I am returned from Vancouver; a visit to my daughter who is lucky enough to live with a view of the mountains and parks from her city apartment.
On the way back I slept as 2014 eased into 2015. Rudely awoken at one point by a very loud announcement that I should prepare myself for an emergency landing, adopt the brace position, and find my life jacket from under my seat.
It brought home to me the recent loss of another airliner into the ocean, and gave me a small taste of the fear that must have been felt for those moments before lives ended.
Fortunately for us, as we were informed by the captain some 30 minutes later, this announcement was a 'mistake'. Someone hit the wrong button. We carried on cruising and landed without further hitches. My heart beat settled, and we enjoyed the rantings of a London taxi driver for another hour before finally reaching the peace of home.
I learnt from the taxi driver a few cheerful facts about recent events
- the ebola crisis has arrived in the UK
- 1000 refugees have been abandoned on a boat
- 20 million pounds have been lost on Boris bikes
- it is dull and rainy because of a warm front stuck off the coast of Ireland
- Southampton beat Arsenal; not good news
- shares in the Post office are falling steadily
- buses now control traffic lights in London, and you only get 8 seconds on green.....
- thousands caught out by snow in the alps
- an airplane crash......
By the time we got home I felt that either he or I should be treated for depression. Nothing like starting the New year on a happy note.

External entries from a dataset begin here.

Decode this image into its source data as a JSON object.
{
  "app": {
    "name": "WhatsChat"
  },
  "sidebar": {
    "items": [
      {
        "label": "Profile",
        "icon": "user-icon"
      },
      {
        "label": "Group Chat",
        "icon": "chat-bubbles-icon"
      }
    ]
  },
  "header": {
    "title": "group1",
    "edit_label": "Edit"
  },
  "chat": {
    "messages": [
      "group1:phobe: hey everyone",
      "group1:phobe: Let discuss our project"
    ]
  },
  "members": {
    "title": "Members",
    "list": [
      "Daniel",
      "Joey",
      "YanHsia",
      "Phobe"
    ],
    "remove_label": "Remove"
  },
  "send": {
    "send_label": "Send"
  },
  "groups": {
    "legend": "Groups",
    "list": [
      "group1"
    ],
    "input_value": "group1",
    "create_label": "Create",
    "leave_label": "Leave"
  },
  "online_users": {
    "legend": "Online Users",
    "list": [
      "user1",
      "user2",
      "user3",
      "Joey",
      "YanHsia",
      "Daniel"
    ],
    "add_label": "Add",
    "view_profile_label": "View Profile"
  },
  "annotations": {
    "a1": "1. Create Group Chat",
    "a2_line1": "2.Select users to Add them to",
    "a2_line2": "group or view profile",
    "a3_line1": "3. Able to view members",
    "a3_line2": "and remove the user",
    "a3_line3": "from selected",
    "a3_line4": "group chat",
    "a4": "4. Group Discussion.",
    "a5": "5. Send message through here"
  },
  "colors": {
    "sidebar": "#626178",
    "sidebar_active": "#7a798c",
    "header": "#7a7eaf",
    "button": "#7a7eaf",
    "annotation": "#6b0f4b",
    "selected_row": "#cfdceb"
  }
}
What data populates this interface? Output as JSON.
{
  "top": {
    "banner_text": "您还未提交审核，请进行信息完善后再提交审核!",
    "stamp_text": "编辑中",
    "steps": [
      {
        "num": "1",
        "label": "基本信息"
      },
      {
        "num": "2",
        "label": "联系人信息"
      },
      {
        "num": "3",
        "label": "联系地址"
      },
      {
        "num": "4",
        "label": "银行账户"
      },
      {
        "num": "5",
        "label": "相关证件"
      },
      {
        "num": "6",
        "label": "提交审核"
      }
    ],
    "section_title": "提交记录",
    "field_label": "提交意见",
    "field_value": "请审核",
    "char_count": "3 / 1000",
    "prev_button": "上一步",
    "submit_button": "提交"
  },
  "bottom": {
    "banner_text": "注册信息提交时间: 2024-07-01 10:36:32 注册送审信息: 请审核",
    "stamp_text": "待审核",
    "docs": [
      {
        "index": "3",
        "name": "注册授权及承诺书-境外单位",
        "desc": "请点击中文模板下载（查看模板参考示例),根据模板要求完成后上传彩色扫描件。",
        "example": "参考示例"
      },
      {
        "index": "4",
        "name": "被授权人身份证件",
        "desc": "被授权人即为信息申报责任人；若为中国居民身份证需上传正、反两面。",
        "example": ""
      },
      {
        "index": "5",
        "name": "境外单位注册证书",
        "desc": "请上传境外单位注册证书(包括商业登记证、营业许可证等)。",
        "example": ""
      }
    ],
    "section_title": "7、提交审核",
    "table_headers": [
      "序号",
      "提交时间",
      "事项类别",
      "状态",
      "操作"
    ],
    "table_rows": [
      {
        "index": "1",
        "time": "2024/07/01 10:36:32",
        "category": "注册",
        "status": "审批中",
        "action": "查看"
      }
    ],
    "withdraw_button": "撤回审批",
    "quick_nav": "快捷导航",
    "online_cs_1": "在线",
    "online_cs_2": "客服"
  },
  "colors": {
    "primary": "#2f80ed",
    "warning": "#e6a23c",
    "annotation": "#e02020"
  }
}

But at least I have some photos to remind me of the good times we had on our holidays.
Portraits of ones we love. Moments recorded for posterity. Remembering the good times.
A trip to MOA ( Museum of Anthropology at the university of British Columbia) had a fascinating exhibition, 'Pigapicha' on the culture of studio portrait taking in Nairobi over the past century.
Pigapicha means 'take my picture'
Studio portraits change with the fashion, just as our clothes and hairstyles do.
Rigid formal poses loosen up and smiles appear over time.
So much of the story is in the eyes.
Frames and borders change with the times too, as do studio backdrops and props.
These ones below particularly formal.
What do studio portraits say about us?
Why do we make them when we all have cameras and phones with which we constantly capture our daily lives?
Which are the better representation of ordinary life?
Would you rather be photographed with a tortoise on your head and with your watch ostentatiously front stage, to show that you have a sense of humour and are wealthy, or with a warm smile and a 'natural' pose?
Backdrops also change with fashion.
Would you like the alps behind you?
Or prefer to be portrayed sitting on a coca-cola bottle or flower?
Times have changed. Many of the Nairobi studios have closed down now, and these type of images are no longer popular.
My daughter gets married this year.
I hope she looks happier in her wedding photos than the bride below.